Luigi Pellizzo

Italiaans aartsbisschop (1860-1936)

Luigi Pellizzo (Faedis, 26 februari 1860 – aldaar, 14 augustus 1936) was bisschop van Padua (1907-1923) in het koninkrijk Italië tot hij weggepromoveerd werd naar Rome als titulair aartsbisschop (1923-1936), wegens zijn inzet voor arbeiders en boeren in de provincie Padua.[1]

Luigi Pellizzo, titulair aartsbisschop van Damietta

Levensloop bewerken

In 1884 werd hij tot priester gewijd in het aartsbisdom Udine, zijn geboortestreek. Hij vervolgde studies canoniek recht aan de Gregoriana universiteit in Rome, waarna hij docent werd aan het priesterseminarie in Udine. Hij liet zich opmerken door een katholieke krant op te richten en geld in te zamelen voor sociale acties. Zo bouwde hij onderwijs uit voor kandidaat-priesters van wie de ouders landbouwer of arbeider waren. Dit lokte in Udine tegenstand uit vanuit de hoek van conservatieve geestelijken.

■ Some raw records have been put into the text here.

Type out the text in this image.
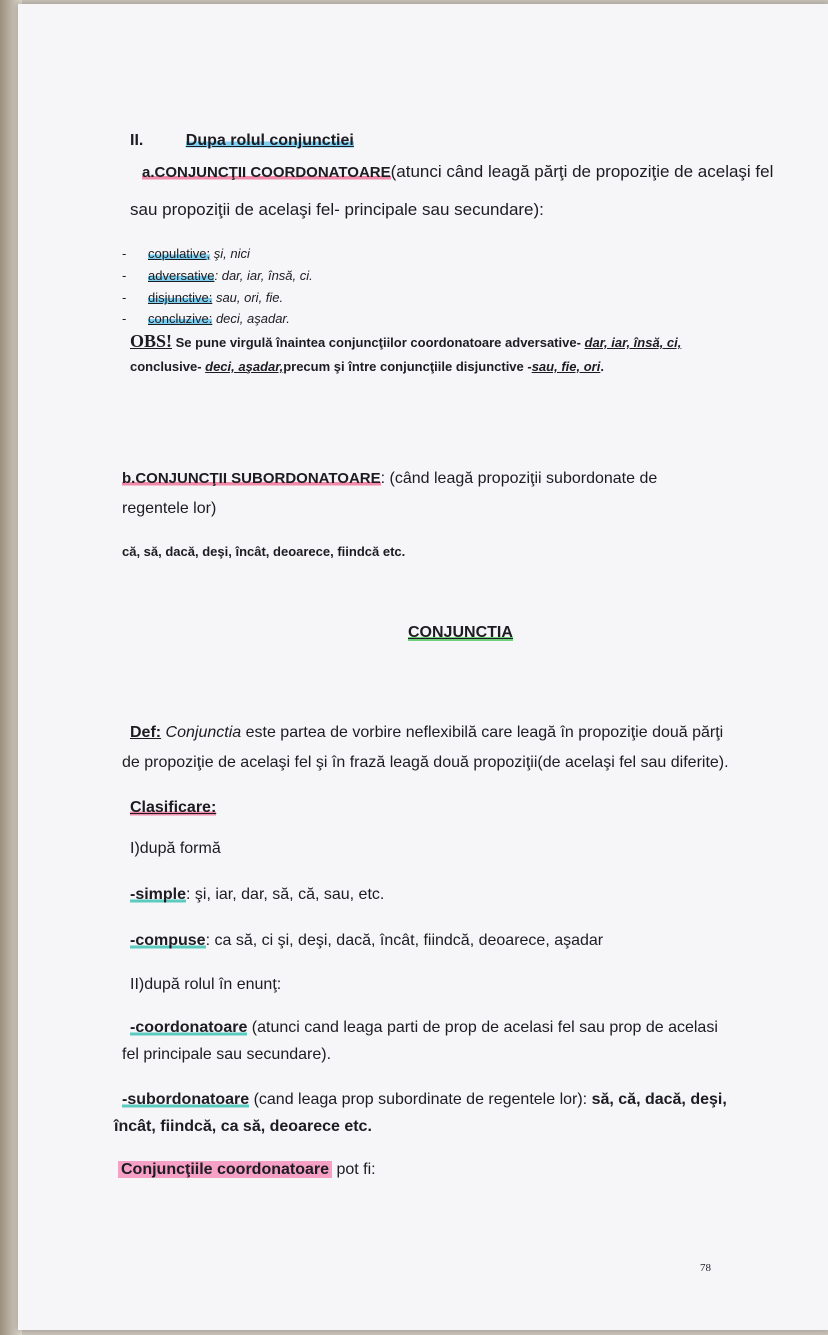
II.	Dupa rolul conjunctiei
a.CONJUNCŢII COORDONATOARE(atunci când leagă părţi de propoziţie de acelaşi fel
sau propoziţii de acelaşi fel- principale sau secundare):
- copulative; şi, nici
- adversative: dar, iar, însă, ci.
- disjunctive: sau, ori, fie.
- concluzive: deci, aşadar.
OBS! Se pune virgulă înaintea conjuncţiilor coordonatoare adversative- dar, iar, însă, ci,
conclusive- deci, aşadar,precum şi între conjuncţiile disjunctive -sau, fie, ori.
b.CONJUNCŢII SUBORDONATOARE: (când leagă propoziţii subordonate de
regentele lor)
că, să, dacă, deşi, încât, deoarece, fiindcă etc.
CONJUNCTIA
Def: Conjunctia este partea de vorbire neflexibilă care leagă în propoziţie două părţi
de propoziţie de acelaşi fel şi în frază leagă două propoziţii(de acelaşi fel sau diferite).
Clasificare:
I)după formă
-simple: şi, iar, dar, să, că, sau, etc.
-compuse: ca să, ci şi, deşi, dacă, încât, fiindcă, deoarece, aşadar
II)după rolul în enunţ:
-coordonatoare (atunci cand leaga parti de prop de acelasi fel sau prop de acelasi
fel principale sau secundare).
-subordonatoare (cand leaga prop subordinate de regentele lor): să, că, dacă, deşi,
încât, fiindcă, ca să, deoarece etc.
Conjuncţiile coordonatoare pot fi:
78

Paus Pius X promoveerde Pellizzo tot bisschop van Padua in 1907, waardoor hij Udine verliet. De armoedige toestand van landbouwersgezinnen in de provincie Padua trof hem. Hij richtte op het platteland bureaus op voor sociale ondersteuning. Ook stichtte hij opnieuw een katholieke krant. Jonge priesters en politici geïnspireerd door de christelijke arbeidsbeweging werkten op het bisdom, zodat het bisdom Padua veel weg had van een politieke partij. In 1911 moest bisschop Pellizzo zijn naaste medewerker Restituto Cecconelli ontslaan wegens socialistische sympathieën.

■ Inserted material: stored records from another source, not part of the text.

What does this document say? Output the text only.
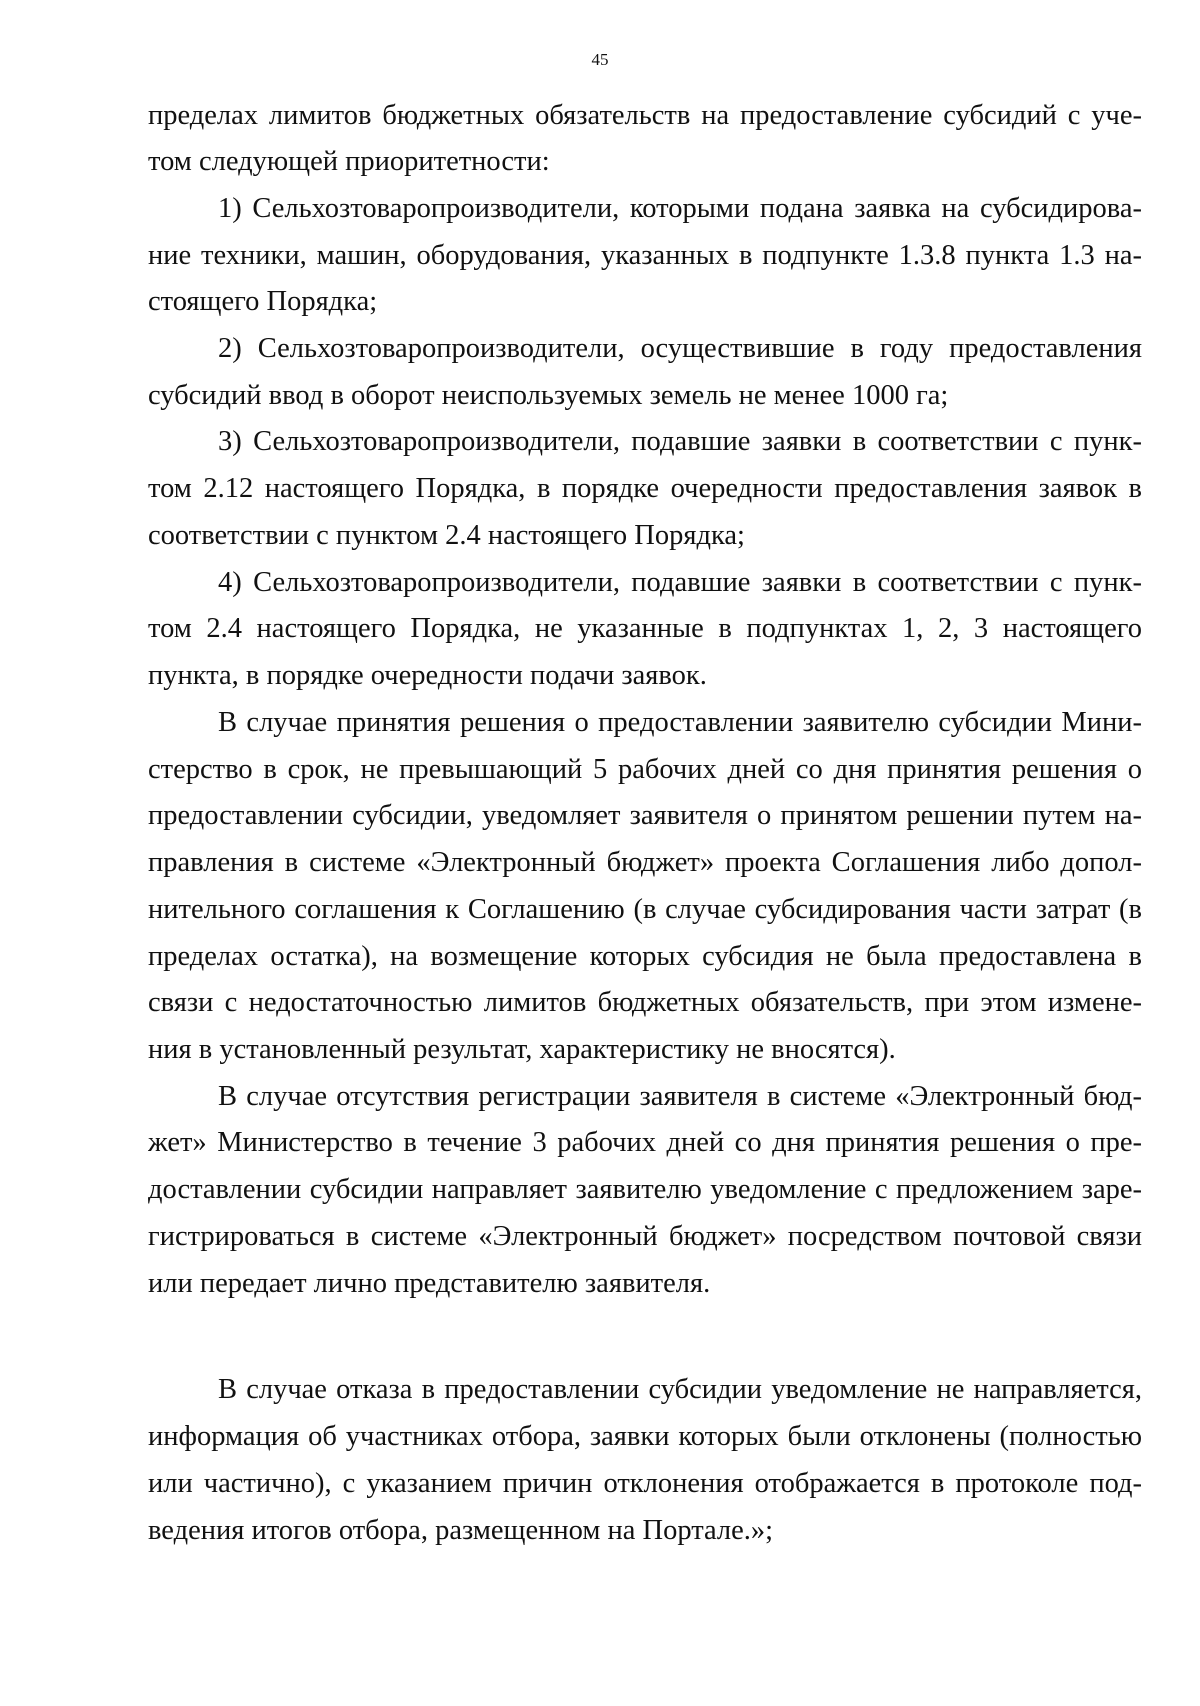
45
пределах лимитов бюджетных обязательств на предоставление субсидий с уче-
том следующей приоритетности:
1) Сельхозтоваропроизводители, которыми подана заявка на субсидирова-
ние техники, машин, оборудования, указанных в подпункте 1.3.8 пункта 1.3 на-
стоящего Порядка;
2) Сельхозтоваропроизводители, осуществившие в году предоставления
субсидий ввод в оборот неиспользуемых земель не менее 1000 га;
3) Сельхозтоваропроизводители, подавшие заявки в соответствии с пунк-
том 2.12 настоящего Порядка, в порядке очередности предоставления заявок в
соответствии с пунктом 2.4 настоящего Порядка;
4) Сельхозтоваропроизводители, подавшие заявки в соответствии с пунк-
том 2.4 настоящего Порядка, не указанные в подпунктах 1, 2, 3 настоящего
пункта, в порядке очередности подачи заявок.
В случае принятия решения о предоставлении заявителю субсидии Мини-
стерство в срок, не превышающий 5 рабочих дней со дня принятия решения о
предоставлении субсидии, уведомляет заявителя о принятом решении путем на-
правления в системе «Электронный бюджет» проекта Соглашения либо допол-
нительного соглашения к Соглашению (в случае субсидирования части затрат (в
пределах остатка), на возмещение которых субсидия не была предоставлена в
связи с недостаточностью лимитов бюджетных обязательств, при этом измене-
ния в установленный результат, характеристику не вносятся).
В случае отсутствия регистрации заявителя в системе «Электронный бюд-
жет» Министерство в течение 3 рабочих дней со дня принятия решения о пре-
доставлении субсидии направляет заявителю уведомление с предложением заре-
гистрироваться в системе «Электронный бюджет» посредством почтовой связи
или передает лично представителю заявителя.
В случае отказа в предоставлении субсидии уведомление не направляется,
информация об участниках отбора, заявки которых были отклонены (полностью
или частично), с указанием причин отклонения отображается в протоколе под-
ведения итогов отбора, размещенном на Портале.»;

Tijdens de Eerste Wereldoorlog zette Pellizzo zijn sociale werk voort; hij was de verbindingsman tussen de burgerlijke en de militaire overheid om de bevolking hulpgoederen te bezorgen. Eenmaal de oorlog voorbij intensifieerde hij nog zijn pastorale acties ten behoeve van landbouwers en arbeiders. Voor conservatieven en fascisten moest Pellizzo weg. In 1923 riep paus Pius XI hem onverwacht naar Rome. Pellizzo mocht niet meer terugkeren naar Padua maar moest werken in de kerkfabriek van de Sint-Pietersbasiliek. Pellizzo werd vereerd met het titulair aartsbisdom Damietta in Egypte (1923). Damietta werd ook Thamiatis genoemd.[2]

Na 1929, na het Verdrag van Lateranen met de fascistische regering, mocht Pellizzo restauratiewerken leiden in de Sint-Pietersbasiliek. Het marmer dat uitgebroken werd, liet Pellizzo transporteren naar Noord-Italië, naar de kerk in zijn geboortedorp Faedis, gelegen tegen de Italiaans-Sloveense grens. Daar stierf hij in 1936. Zijn graf staat er in de kerk.